Sunday, May 28, 2017

immortality

One of the most unsettling aspects of a life in art is the rapid change of its underlying assumptions. It can take more than a lifetime for one's artistic abilities to mature, but an artist who strives for, say, beauty may find, just as she achieves this goal, that beauty is no longer of interest, and that the world of art has moved along to some other metric of artistic goodness, such as the current favorite of preaching to the choir.

There is no end to the cranky rantings of elder composers who decry the loss of interest in whatever they think is still important, even though they were happy to kick in the teeth the motivations of those who came before them. John Adams, who complained early on that the Pulitzers were not inclusive enough, has criticized the more recent Pulitzer winners for being the product of the times, where we are between times of high art, sounding not unlike those uptowners who complained about composers like him.

I wonder - who is it who decides on these metrics of artistic goodness?  Is it simply fashion, like hemlines?  The standards by which art is judged seem to seem so obvious to those in the middle of it: cleverness, social justice, glorification of the almighty, prettiness, commercial success, shocking la bourgeoisie, the latest gizmos, mastery of craft.  We the artists try not to pay attention, but we all crave the pat on the back and the envelope of cash that comes with timely success. And if one lives long enough, will one eventually be able to retrieve that old checkered sport coat from the downstairs closet and have everyone tell you how cool it is?  Maybe, but most likely your own tastes will diverge ever more from those of the perpetually reinvented artistic community.
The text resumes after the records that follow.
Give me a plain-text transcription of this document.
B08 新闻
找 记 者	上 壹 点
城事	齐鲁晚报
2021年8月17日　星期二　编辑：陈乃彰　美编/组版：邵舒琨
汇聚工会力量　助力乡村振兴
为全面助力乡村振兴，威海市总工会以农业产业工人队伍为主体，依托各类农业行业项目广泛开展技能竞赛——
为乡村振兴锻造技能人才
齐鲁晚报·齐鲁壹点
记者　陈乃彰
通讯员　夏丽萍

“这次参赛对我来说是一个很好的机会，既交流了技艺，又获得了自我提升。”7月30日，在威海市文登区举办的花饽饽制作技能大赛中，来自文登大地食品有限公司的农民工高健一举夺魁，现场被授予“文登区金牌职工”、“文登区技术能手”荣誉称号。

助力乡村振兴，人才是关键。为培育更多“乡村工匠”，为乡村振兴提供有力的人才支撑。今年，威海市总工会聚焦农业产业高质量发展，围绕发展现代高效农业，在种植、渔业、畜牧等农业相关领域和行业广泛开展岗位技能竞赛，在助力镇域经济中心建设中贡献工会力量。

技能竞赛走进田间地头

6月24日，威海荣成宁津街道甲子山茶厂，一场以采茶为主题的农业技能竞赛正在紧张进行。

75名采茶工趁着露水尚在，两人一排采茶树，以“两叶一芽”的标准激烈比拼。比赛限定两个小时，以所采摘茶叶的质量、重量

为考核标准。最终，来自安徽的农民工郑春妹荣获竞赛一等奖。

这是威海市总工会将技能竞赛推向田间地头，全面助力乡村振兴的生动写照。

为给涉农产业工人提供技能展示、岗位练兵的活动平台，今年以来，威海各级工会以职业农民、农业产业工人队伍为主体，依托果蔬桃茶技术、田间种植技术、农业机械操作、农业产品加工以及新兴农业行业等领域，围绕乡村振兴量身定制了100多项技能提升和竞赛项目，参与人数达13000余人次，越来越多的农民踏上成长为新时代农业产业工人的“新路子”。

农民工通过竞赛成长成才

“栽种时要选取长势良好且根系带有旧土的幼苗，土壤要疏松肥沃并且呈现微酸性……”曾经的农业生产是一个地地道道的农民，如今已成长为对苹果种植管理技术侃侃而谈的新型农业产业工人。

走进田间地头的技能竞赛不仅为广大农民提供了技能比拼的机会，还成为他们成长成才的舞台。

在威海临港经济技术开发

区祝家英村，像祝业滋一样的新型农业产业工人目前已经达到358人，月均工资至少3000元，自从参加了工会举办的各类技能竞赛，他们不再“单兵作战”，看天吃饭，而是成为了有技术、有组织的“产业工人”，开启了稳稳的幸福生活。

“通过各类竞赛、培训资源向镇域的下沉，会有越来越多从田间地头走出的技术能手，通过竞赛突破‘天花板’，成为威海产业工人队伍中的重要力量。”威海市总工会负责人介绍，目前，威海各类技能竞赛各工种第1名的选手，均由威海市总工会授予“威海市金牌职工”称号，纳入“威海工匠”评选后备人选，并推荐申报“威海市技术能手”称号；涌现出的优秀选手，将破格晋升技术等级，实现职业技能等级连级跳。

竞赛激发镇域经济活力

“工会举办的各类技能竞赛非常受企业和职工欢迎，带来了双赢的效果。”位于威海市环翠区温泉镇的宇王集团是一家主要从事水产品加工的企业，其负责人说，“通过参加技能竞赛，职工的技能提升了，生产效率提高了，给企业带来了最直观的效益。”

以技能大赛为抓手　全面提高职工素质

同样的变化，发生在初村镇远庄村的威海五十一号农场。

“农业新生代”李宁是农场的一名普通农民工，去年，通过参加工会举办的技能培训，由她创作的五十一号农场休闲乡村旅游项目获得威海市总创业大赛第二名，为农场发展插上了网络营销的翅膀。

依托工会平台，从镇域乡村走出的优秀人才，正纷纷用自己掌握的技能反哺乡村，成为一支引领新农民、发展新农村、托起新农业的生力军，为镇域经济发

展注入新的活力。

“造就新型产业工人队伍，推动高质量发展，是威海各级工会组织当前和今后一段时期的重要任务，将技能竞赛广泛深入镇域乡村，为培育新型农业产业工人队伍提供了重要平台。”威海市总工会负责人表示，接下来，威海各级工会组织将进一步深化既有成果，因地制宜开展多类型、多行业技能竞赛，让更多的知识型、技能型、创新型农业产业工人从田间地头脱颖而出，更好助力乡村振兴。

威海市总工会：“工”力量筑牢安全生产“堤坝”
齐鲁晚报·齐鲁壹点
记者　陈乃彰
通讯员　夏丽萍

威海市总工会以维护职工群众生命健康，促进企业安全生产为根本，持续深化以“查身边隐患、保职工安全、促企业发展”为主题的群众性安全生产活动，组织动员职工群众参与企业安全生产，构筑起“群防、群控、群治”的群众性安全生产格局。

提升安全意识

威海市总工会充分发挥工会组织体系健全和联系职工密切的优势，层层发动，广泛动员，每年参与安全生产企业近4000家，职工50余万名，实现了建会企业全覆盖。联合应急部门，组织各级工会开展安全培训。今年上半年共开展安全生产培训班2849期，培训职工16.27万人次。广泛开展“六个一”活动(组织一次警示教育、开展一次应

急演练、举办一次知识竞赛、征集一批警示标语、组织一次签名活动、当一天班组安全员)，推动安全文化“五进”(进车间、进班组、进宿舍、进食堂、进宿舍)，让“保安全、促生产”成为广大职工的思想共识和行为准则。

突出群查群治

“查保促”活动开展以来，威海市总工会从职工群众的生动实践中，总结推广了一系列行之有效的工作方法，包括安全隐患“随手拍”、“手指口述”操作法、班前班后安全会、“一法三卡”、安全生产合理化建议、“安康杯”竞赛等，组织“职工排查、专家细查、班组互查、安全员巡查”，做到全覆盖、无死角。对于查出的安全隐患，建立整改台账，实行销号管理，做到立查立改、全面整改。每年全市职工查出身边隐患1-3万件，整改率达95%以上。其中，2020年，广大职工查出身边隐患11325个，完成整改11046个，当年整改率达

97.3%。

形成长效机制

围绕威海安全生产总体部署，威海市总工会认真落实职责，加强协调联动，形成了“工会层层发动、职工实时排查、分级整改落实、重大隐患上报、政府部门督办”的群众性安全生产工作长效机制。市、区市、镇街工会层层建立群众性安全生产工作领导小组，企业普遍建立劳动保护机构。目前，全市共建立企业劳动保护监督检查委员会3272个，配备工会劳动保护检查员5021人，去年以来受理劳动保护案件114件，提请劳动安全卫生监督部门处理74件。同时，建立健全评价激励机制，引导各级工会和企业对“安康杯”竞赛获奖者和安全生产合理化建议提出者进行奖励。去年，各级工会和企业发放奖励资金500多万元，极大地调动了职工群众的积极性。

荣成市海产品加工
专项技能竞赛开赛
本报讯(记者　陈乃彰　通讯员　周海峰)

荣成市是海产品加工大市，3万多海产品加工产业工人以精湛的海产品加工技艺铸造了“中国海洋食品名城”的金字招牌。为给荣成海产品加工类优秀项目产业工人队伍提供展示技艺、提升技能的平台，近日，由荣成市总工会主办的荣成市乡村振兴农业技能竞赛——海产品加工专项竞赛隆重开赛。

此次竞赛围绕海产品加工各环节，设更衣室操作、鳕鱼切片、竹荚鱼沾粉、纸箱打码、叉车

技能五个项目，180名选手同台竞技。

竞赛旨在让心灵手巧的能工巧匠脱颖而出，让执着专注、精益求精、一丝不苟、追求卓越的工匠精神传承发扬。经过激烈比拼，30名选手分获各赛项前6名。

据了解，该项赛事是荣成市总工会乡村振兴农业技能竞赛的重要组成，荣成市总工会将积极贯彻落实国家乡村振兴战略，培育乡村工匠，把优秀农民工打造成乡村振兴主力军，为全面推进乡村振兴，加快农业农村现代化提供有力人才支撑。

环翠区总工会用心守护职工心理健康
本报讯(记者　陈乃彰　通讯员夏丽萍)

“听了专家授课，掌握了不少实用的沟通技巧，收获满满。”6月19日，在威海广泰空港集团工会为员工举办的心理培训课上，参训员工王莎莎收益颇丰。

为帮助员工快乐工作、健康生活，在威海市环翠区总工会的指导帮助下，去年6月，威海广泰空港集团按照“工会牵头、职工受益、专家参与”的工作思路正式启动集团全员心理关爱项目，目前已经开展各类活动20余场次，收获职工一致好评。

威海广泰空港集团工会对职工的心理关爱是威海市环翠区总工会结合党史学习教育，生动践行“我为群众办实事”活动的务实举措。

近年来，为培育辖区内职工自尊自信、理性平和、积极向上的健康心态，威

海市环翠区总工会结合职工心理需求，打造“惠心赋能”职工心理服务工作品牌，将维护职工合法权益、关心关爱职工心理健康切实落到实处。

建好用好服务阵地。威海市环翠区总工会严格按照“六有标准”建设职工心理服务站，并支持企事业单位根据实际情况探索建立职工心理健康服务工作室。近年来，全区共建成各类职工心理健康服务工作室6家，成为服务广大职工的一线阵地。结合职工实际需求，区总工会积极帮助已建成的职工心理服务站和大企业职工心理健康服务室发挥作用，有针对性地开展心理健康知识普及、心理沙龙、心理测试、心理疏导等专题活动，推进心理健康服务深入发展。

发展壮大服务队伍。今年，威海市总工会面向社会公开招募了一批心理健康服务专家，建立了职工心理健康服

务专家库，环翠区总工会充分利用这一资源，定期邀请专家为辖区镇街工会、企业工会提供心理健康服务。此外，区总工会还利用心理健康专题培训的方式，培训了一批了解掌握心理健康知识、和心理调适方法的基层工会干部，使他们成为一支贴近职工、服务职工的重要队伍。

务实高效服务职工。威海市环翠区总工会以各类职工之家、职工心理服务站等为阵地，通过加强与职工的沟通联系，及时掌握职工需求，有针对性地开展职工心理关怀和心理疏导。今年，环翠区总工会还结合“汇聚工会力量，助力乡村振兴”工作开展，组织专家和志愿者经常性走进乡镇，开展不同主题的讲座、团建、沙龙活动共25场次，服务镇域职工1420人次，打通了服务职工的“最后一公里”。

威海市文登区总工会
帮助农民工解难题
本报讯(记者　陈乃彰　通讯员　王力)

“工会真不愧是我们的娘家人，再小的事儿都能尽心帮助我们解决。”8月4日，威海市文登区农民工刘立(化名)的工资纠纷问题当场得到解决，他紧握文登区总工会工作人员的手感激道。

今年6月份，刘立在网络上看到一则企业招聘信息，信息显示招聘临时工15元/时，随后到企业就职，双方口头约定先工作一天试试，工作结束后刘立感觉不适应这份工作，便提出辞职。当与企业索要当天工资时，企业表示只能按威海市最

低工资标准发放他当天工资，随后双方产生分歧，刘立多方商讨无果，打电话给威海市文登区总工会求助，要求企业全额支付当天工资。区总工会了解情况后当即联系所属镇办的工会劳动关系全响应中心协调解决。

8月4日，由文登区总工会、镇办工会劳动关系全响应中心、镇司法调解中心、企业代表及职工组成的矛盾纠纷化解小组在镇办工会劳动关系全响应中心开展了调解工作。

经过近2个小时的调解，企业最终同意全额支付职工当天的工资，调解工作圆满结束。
How lost would the revivified sculptor of any culture a thousand years ago be in an art world where, as shifting phenomena become frozen through emergent and personal practice, the viewer is left with a hymn to the possibilities of our culture?

But still there is a desire for immortality, artistic or literal. Both are impossible to control. Several therapists ago, I mentioned how my tech colleagues seemed to be racing to develop a literal immortality for their own bodies, and he guffawed at their credulity. How much the same is this desire to that which has always been, only now clothed in the lab coat of scientific and technological singularity? A case in point: the Totentanz at Mrtvaški ples. The latest desire for immortality through technology is no different than the seeking of comfort through religion, the contentment that comes from ignoring the truth, until it can no longer be ignored.